Perry's Latest Appointment Jeopardizes Medicaid in Texas

Former state Sen. Kyle Janek has been appointed by Gov. Rick Perry to head the Texas Health and Human Services Commission. As the head of the commission, he will oversee five health agencies that have an overall budget of 30 billion dollars. The commission administers health care programs in Texas such as Medicaid, CHIP, food stamps, and family violence services.

Kyle Janek’s previous record on health care is troublesome, however. As a senator in the Texas legislature, Kyle Janek’s top two contributors were both PACs relating to healthcare, one of them being the Texas Medical Association PAC and the other being the Greater Houston Anesthesiology PAC (Kyle Janek also works as an anesthesiologist). As a lobbyist in 2011, Kyle Janek was on the payroll of the following organizations and companies:

  • The Health Care Compact Alliance - an alliance headed by Leo Linbeck III (the CEO and chairman of Linbeck Corporation, a Houston-based construction company, and a member of a powerful family that donates often to libertarian causes). This 501c(4) focuses on advocating for the interstate health care compact, which would strip Texas, among other states, of federal regulations on health care. Texas would receive block grants with no federal rules attached; the state government could do what it pleases. In the worst case scenario, Texas could remove Medicaid, Medicare, CHIP and other federal programs entirely. The interstate health care compact was seen by Republicans as a way to get out of the Affordable Care Act, no matter what the Supreme Court ruling turned out to be. Kyle Janek, along with top lobbyist Mike Toomey, led the lobbying effort on behalf of the Health Care Compact Alliance. The health care compact was included in SB7, passed last year.
  • Citizen Leader Alliance - the conservative 501(c)4 that Leo Linbeck III founded; its president, Jamie Story, was a featured speaker at the Texas Public Policy Foundation, a conservative think tank and ALEC’s arm in Texas.
  • Eisai Inc. - one of the top 25 pharmaceutical companies in the United States. 
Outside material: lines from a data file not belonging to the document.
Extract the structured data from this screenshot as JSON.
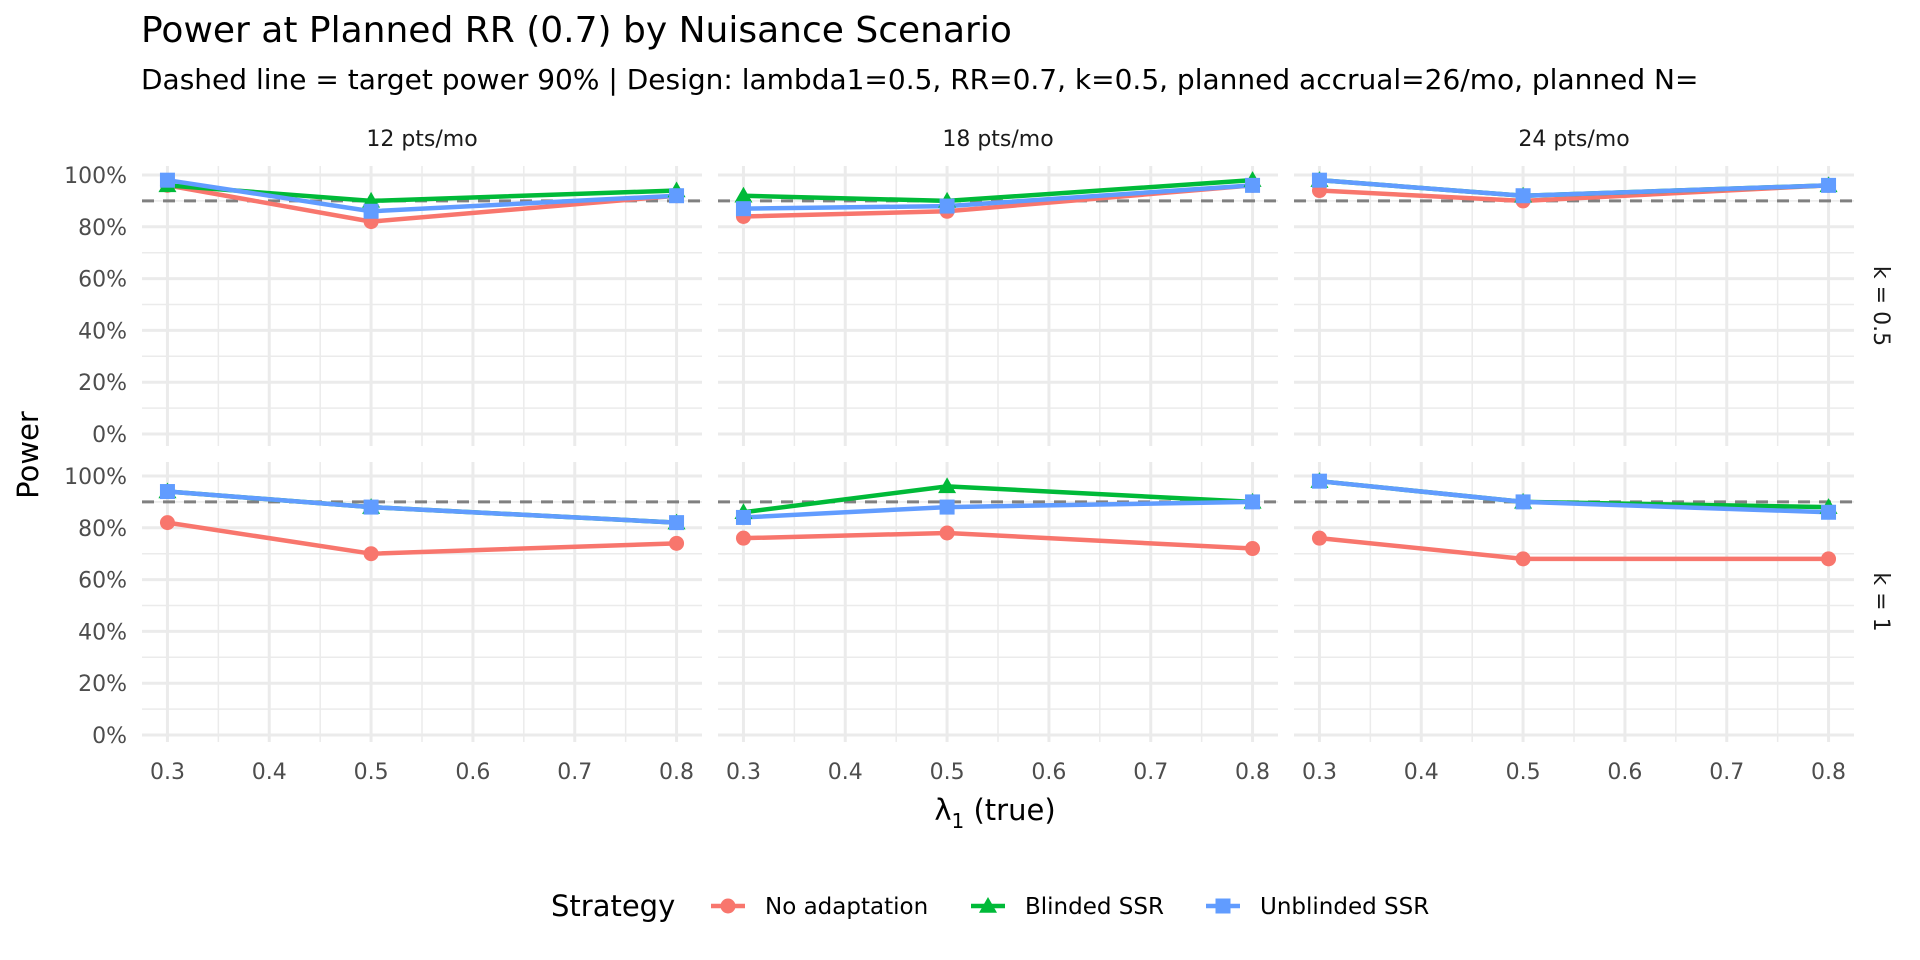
{
  "chart_data": {
    "type": "line",
    "title": "Power at Planned RR (0.7) by Nuisance Scenario",
    "subtitle": "Dashed line = target power 90% | Design: lambda1=0.5, RR=0.7, k=0.5, planned accrual=26/mo, planned N=",
    "xlabel_main": "λ",
    "xlabel_sub": "1",
    "xlabel_suffix": " (true)",
    "ylabel": "Power",
    "xlim": [
      0.275,
      0.825
    ],
    "ylim": [
      0,
      100
    ],
    "x_ticks": [
      "0.3",
      "0.4",
      "0.5",
      "0.6",
      "0.7",
      "0.8"
    ],
    "x_tick_values": [
      0.3,
      0.4,
      0.5,
      0.6,
      0.7,
      0.8
    ],
    "y_ticks": [
      "0%",
      "20%",
      "40%",
      "60%",
      "80%",
      "100%"
    ],
    "y_tick_values": [
      0,
      20,
      40,
      60,
      80,
      100
    ],
    "target_power": 90,
    "grid": true,
    "x": [
      0.3,
      0.5,
      0.8
    ],
    "columns": [
      "12 pts/mo",
      "18 pts/mo",
      "24 pts/mo"
    ],
    "rows": [
      "k = 0.5",
      "k = 1"
    ],
    "legend": {
      "title": "Strategy",
      "position": "bottom",
      "entries": [
        {
          "name": "No adaptation",
          "color": "#F8766D",
          "shape": "circle"
        },
        {
          "name": "Blinded SSR",
          "color": "#00BA38",
          "shape": "triangle"
        },
        {
          "name": "Unblinded SSR",
          "color": "#619CFF",
          "shape": "square"
        }
      ]
    },
    "panels": [
      {
        "row": 0,
        "col": 0,
        "series": [
          {
            "name": "No adaptation",
            "values": [
              96,
              82,
              92
            ]
          },
          {
            "name": "Blinded SSR",
            "values": [
              96,
              90,
              94
            ]
          },
          {
            "name": "Unblinded SSR",
            "values": [
              98,
              86,
              92
            ]
          }
        ]
      },
      {
        "row": 0,
        "col": 1,
        "series": [
          {
            "name": "No adaptation",
            "values": [
              84,
              86,
              96
            ]
          },
          {
            "name": "Blinded SSR",
            "values": [
              92,
              90,
              98
            ]
          },
          {
            "name": "Unblinded SSR",
            "values": [
              87,
              88,
              96
            ]
          }
        ]
      },
      {
        "row": 0,
        "col": 2,
        "series": [
          {
            "name": "No adaptation",
            "values": [
              94,
              90,
              96
            ]
          },
          {
            "name": "Blinded SSR",
            "values": [
              98,
              92,
              96
            ]
          },
          {
            "name": "Unblinded SSR",
            "values": [
              98,
              92,
              96
            ]
          }
        ]
      },
      {
        "row": 1,
        "col": 0,
        "series": [
          {
            "name": "No adaptation",
            "values": [
              82,
              70,
              74
            ]
          },
          {
            "name": "Blinded SSR",
            "values": [
              94,
              88,
              82
            ]
          },
          {
            "name": "Unblinded SSR",
            "values": [
              94,
              88,
              82
            ]
          }
        ]
      },
      {
        "row": 1,
        "col": 1,
        "series": [
          {
            "name": "No adaptation",
            "values": [
              76,
              78,
              72
            ]
          },
          {
            "name": "Blinded SSR",
            "values": [
              86,
              96,
              90
            ]
          },
          {
            "name": "Unblinded SSR",
            "values": [
              84,
              88,
              90
            ]
          }
        ]
      },
      {
        "row": 1,
        "col": 2,
        "series": [
          {
            "name": "No adaptation",
            "values": [
              76,
              68,
              68
            ]
          },
          {
            "name": "Blinded SSR",
            "values": [
              98,
              90,
              88
            ]
          },
          {
            "name": "Unblinded SSR",
            "values": [
              98,
              90,
              86
            ]
          }
        ]
      }
    ]
  }
}
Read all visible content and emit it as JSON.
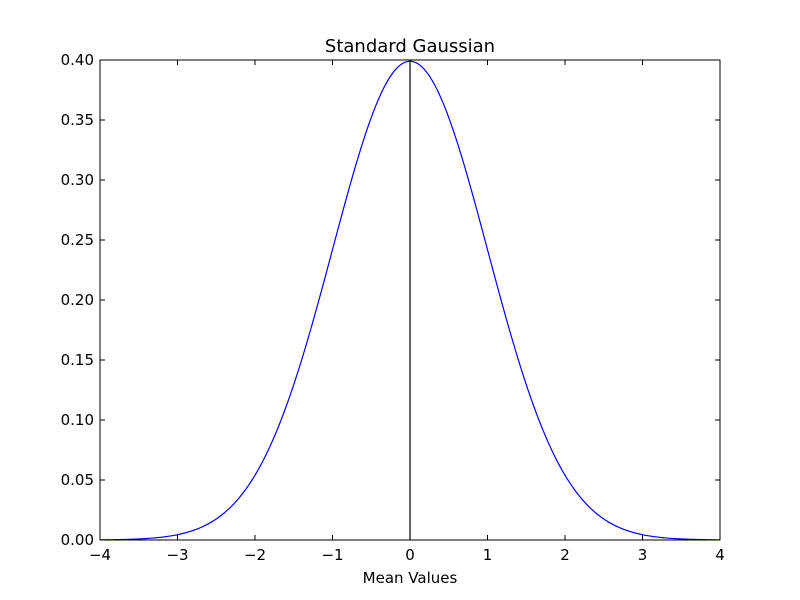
{
  "chart_data": {
    "type": "line",
    "title": "Standard Gaussian",
    "xlabel": "Mean Values",
    "ylabel": "",
    "xlim": [
      -4,
      4
    ],
    "ylim": [
      0.0,
      0.4
    ],
    "grid": false,
    "legend": "none",
    "x_ticks": [
      -4,
      -3,
      -2,
      -1,
      0,
      1,
      2,
      3,
      4
    ],
    "x_tick_labels": [
      "−4",
      "−3",
      "−2",
      "−1",
      "0",
      "1",
      "2",
      "3",
      "4"
    ],
    "y_ticks": [
      0.0,
      0.05,
      0.1,
      0.15,
      0.2,
      0.25,
      0.3,
      0.35,
      0.4
    ],
    "y_tick_labels": [
      "0.00",
      "0.05",
      "0.10",
      "0.15",
      "0.20",
      "0.25",
      "0.30",
      "0.35",
      "0.40"
    ],
    "series": [
      {
        "color": "#0000ff",
        "x": [
          -4.0,
          -3.5,
          -3.0,
          -2.5,
          -2.0,
          -1.5,
          -1.0,
          -0.5,
          0.0,
          0.5,
          1.0,
          1.5,
          2.0,
          2.5,
          3.0,
          3.5,
          4.0
        ],
        "y": [
          0.0001,
          0.0009,
          0.0044,
          0.0175,
          0.054,
          0.1295,
          0.242,
          0.3521,
          0.3989,
          0.3521,
          0.242,
          0.1295,
          0.054,
          0.0175,
          0.0044,
          0.0009,
          0.0001
        ]
      }
    ],
    "vertical_line": {
      "x": 0,
      "color": "#000000"
    }
  }
}
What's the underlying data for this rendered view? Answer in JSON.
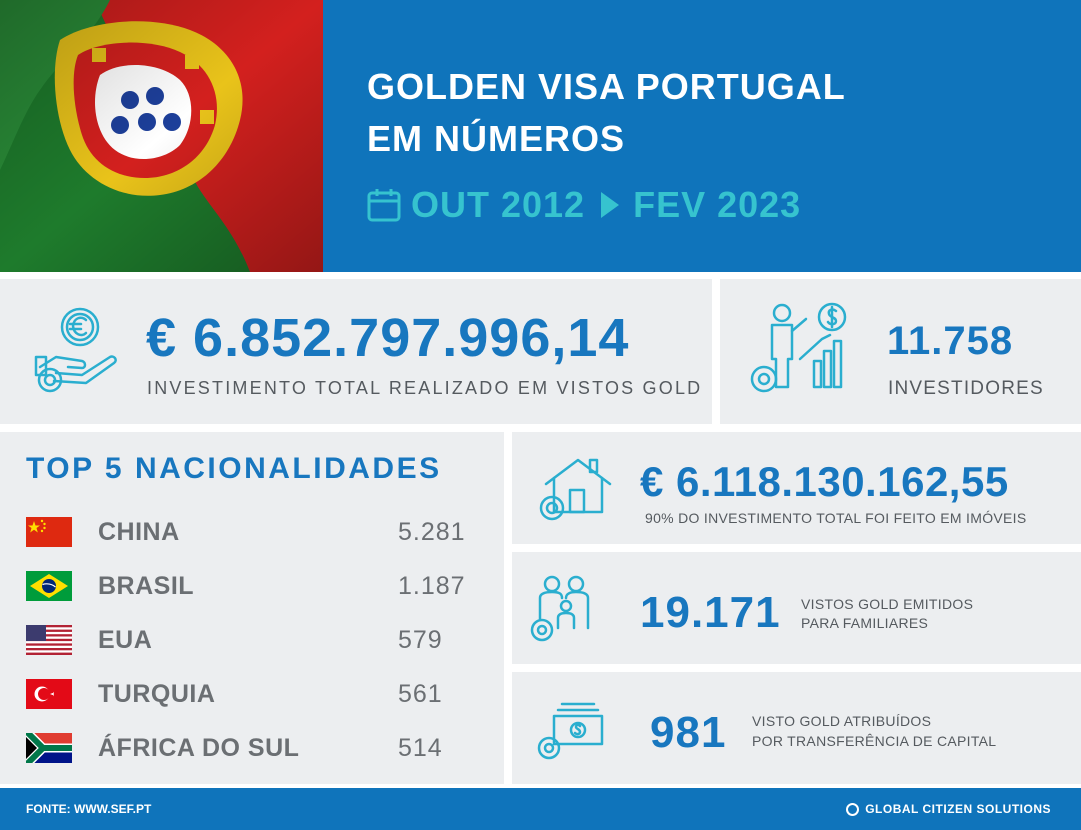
{
  "header": {
    "title_line1": "GOLDEN VISA PORTUGAL",
    "title_line2": "EM NÚMEROS",
    "period_start": "OUT 2012",
    "period_end": "FEV 2023"
  },
  "total_investment": {
    "value": "€ 6.852.797.996,14",
    "label": "INVESTIMENTO TOTAL REALIZADO EM VISTOS GOLD"
  },
  "investors": {
    "value": "11.758",
    "label": "INVESTIDORES"
  },
  "top_nationalities": {
    "title": "TOP 5 NACIONALIDADES",
    "items": [
      {
        "country": "CHINA",
        "count": "5.281",
        "flag_icon": "china-flag-icon"
      },
      {
        "country": "BRASIL",
        "count": "1.187",
        "flag_icon": "brazil-flag-icon"
      },
      {
        "country": "EUA",
        "count": "579",
        "flag_icon": "usa-flag-icon"
      },
      {
        "country": "TURQUIA",
        "count": "561",
        "flag_icon": "turkey-flag-icon"
      },
      {
        "country": "ÁFRICA DO SUL",
        "count": "514",
        "flag_icon": "south-africa-flag-icon"
      }
    ]
  },
  "real_estate": {
    "value": "€ 6.118.130.162,55",
    "label": "90% DO INVESTIMENTO TOTAL FOI FEITO EM IMÓVEIS"
  },
  "family_visas": {
    "value": "19.171",
    "label_line1": "VISTOS GOLD EMITIDOS",
    "label_line2": "PARA FAMILIARES"
  },
  "capital_transfer": {
    "value": "981",
    "label_line1": "VISTO GOLD ATRIBUÍDOS",
    "label_line2": "POR TRANSFERÊNCIA DE CAPITAL"
  },
  "footer": {
    "source": "FONTE: WWW.SEF.PT",
    "brand": "GLOBAL CITIZEN SOLUTIONS"
  },
  "colors": {
    "brand_blue": "#0f74bb",
    "accent_teal": "#36c3cf",
    "number_blue": "#1877bf",
    "panel_gray": "#eceef0"
  }
}
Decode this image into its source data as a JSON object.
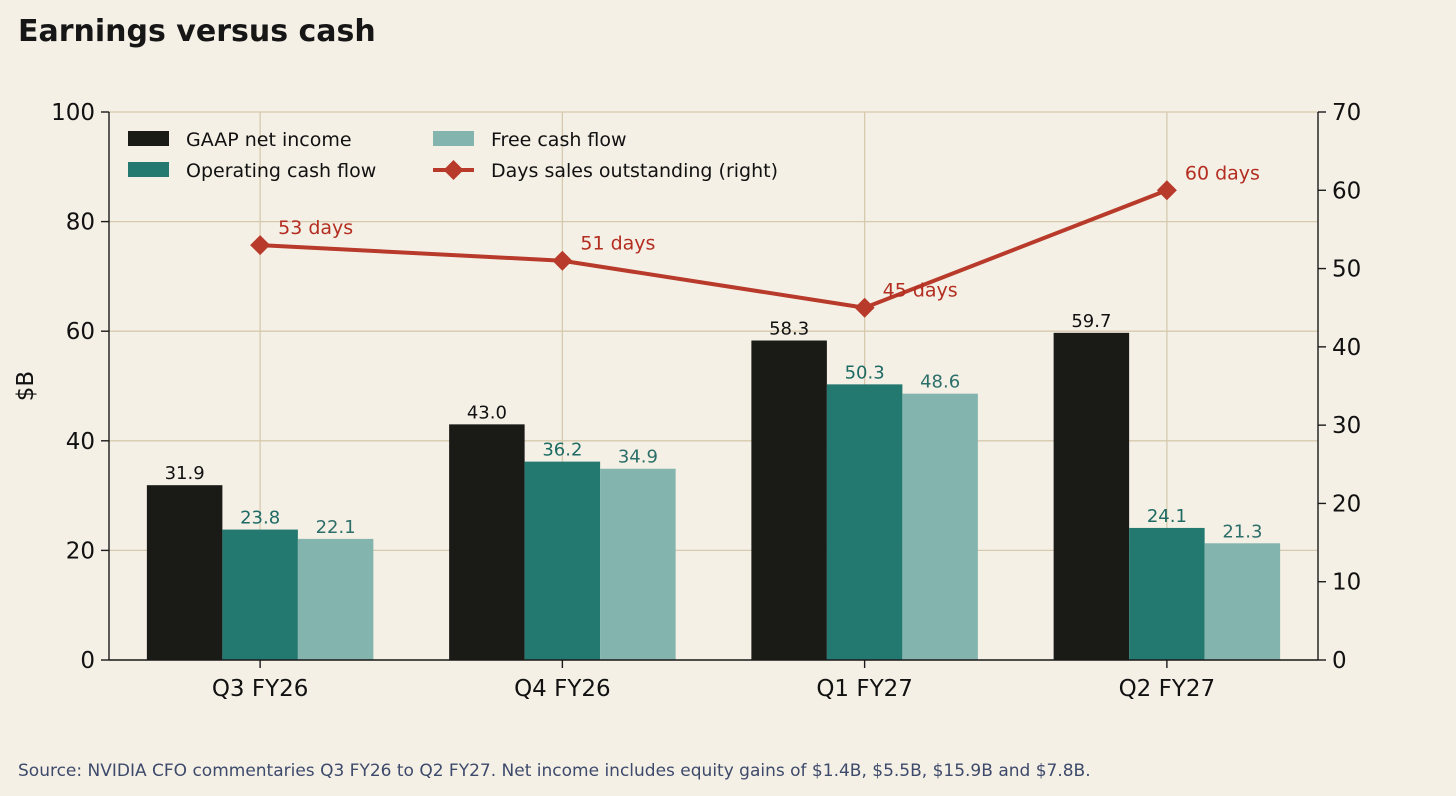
{
  "title": "Earnings versus cash",
  "source": "Source: NVIDIA CFO commentaries Q3 FY26 to Q2 FY27. Net income includes equity gains of $1.4B, $5.5B, $15.9B and $7.8B.",
  "chart_data": {
    "type": "bar",
    "title": "Earnings versus cash",
    "xlabel": "",
    "ylabel": "$B",
    "ylim": [
      0,
      100
    ],
    "yticks": [
      0,
      20,
      40,
      60,
      80,
      100
    ],
    "y2lim": [
      0,
      70
    ],
    "y2ticks": [
      0,
      10,
      20,
      30,
      40,
      50,
      60,
      70
    ],
    "grid": true,
    "legend_position": "top-left",
    "categories": [
      "Q3 FY26",
      "Q4 FY26",
      "Q1 FY27",
      "Q2 FY27"
    ],
    "series": [
      {
        "name": "GAAP net income",
        "type": "bar",
        "axis": "left",
        "color": "#1a1a17",
        "label_color": "#111111",
        "values": [
          31.9,
          43.0,
          58.3,
          59.7
        ],
        "labels": [
          "31.9",
          "43.0",
          "58.3",
          "59.7"
        ]
      },
      {
        "name": "Operating cash flow",
        "type": "bar",
        "axis": "left",
        "color": "#237870",
        "label_color": "#1e6b64",
        "values": [
          23.8,
          36.2,
          50.3,
          24.1
        ],
        "labels": [
          "23.8",
          "36.2",
          "50.3",
          "24.1"
        ]
      },
      {
        "name": "Free cash flow",
        "type": "bar",
        "axis": "left",
        "color": "#83b5ae",
        "label_color": "#2c6f69",
        "values": [
          22.1,
          34.9,
          48.6,
          21.3
        ],
        "labels": [
          "22.1",
          "34.9",
          "48.6",
          "21.3"
        ]
      },
      {
        "name": "Days sales outstanding (right)",
        "type": "line",
        "axis": "right",
        "color": "#b83a2a",
        "label_color": "#b32d20",
        "values": [
          53,
          51,
          45,
          60
        ],
        "labels": [
          "53 days",
          "51 days",
          "45 days",
          "60 days"
        ]
      }
    ]
  }
}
Janek, who lobbied to get rid of federal programs such as CHIP and Medicaid, is now at the head of the commission that is responsible for the administration of federal programs. As a former state senator and lobbyist who is now back in government, Janek personifies the revolving door in politics. His connections to ALEC, TPPF, and the Health Care Compact Alliance suggests that he will be no friend to Texas’ most vulnerable populations.